Dark matter is an invisible substance thought to make up more than 80 percent of the matter in the universe. The elusive stuff is difficult to detect because it very rarely interacts with normal matter, except through its gravitational pull.
One of the leading explanations for dark matter is that it is made up of particles called WIMPs (weakly interacting massive particles), which may produce a detectable signature when they collide and annihilate each other. This happens because WIMPs are thought to be their own antimatter partner particles. When matter and antimatter meet, they destroy each other, so if two WIMPs were to make contact, they would obliterate one another.
In fact, searching for this signature of WIMPs was one of the main motivations for building the Alpha Magnetic Spectrometer. Whether or not the instrument succeeds in detecting dark matter, scientists say they're happy with the early results from AMS so far.
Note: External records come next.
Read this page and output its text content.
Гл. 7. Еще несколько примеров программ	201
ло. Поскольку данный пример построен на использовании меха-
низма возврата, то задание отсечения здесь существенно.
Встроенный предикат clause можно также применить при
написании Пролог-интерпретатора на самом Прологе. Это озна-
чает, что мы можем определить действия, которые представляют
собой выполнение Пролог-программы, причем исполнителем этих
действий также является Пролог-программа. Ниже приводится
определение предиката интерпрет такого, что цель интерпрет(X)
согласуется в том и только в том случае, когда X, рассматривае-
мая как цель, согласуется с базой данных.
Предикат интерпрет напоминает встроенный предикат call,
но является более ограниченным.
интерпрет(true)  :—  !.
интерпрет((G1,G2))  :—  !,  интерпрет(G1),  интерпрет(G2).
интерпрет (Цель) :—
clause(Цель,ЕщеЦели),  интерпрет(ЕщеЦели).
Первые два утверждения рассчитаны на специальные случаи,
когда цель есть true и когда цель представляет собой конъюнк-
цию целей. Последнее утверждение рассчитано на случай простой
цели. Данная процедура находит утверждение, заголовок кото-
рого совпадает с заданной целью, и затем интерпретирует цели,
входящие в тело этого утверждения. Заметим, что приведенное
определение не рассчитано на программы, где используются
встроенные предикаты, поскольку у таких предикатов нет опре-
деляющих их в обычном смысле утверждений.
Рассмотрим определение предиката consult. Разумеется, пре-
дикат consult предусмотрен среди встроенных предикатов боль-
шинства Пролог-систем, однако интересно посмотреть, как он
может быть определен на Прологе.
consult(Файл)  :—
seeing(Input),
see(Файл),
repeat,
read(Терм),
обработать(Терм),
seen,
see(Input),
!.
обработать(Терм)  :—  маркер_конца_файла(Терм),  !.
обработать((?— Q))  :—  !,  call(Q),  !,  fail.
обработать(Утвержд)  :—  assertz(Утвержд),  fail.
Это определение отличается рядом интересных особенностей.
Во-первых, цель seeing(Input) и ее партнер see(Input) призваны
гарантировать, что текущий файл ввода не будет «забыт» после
"I am confident that this is only the first of many scientific discoveries enabled by the station that will change our understanding of the universe," NASA administrator Charles Bolden said today in a statement.
However, the experiment almost never made it to space.
The first space shuttle mission slated to deliver AMS to orbit was canceled in the wake of the 2003 space-shuttle Columbia disaster, and it took a prolonged campaign by scientists to convince NASA to add a final shuttle mission to its schedule before the fleet was retired. Finally, in May 2011, the space-shuttle Endeavour carried AMS to the space station in the second-to-last mission of the 30-year shuttle program.
"I think there's probably a message to all of us: When it looks kind of dark and doesn't look like there's a clear path forward, fix your eyes on that point in the future, and keep moving forward," William Gerstenmaier, NASA's space station program manager, said during a NASA press conference today. The great results from AMS now are perhaps "just a tad sweeter that way" than if the road to this point had been less turbulent, he added.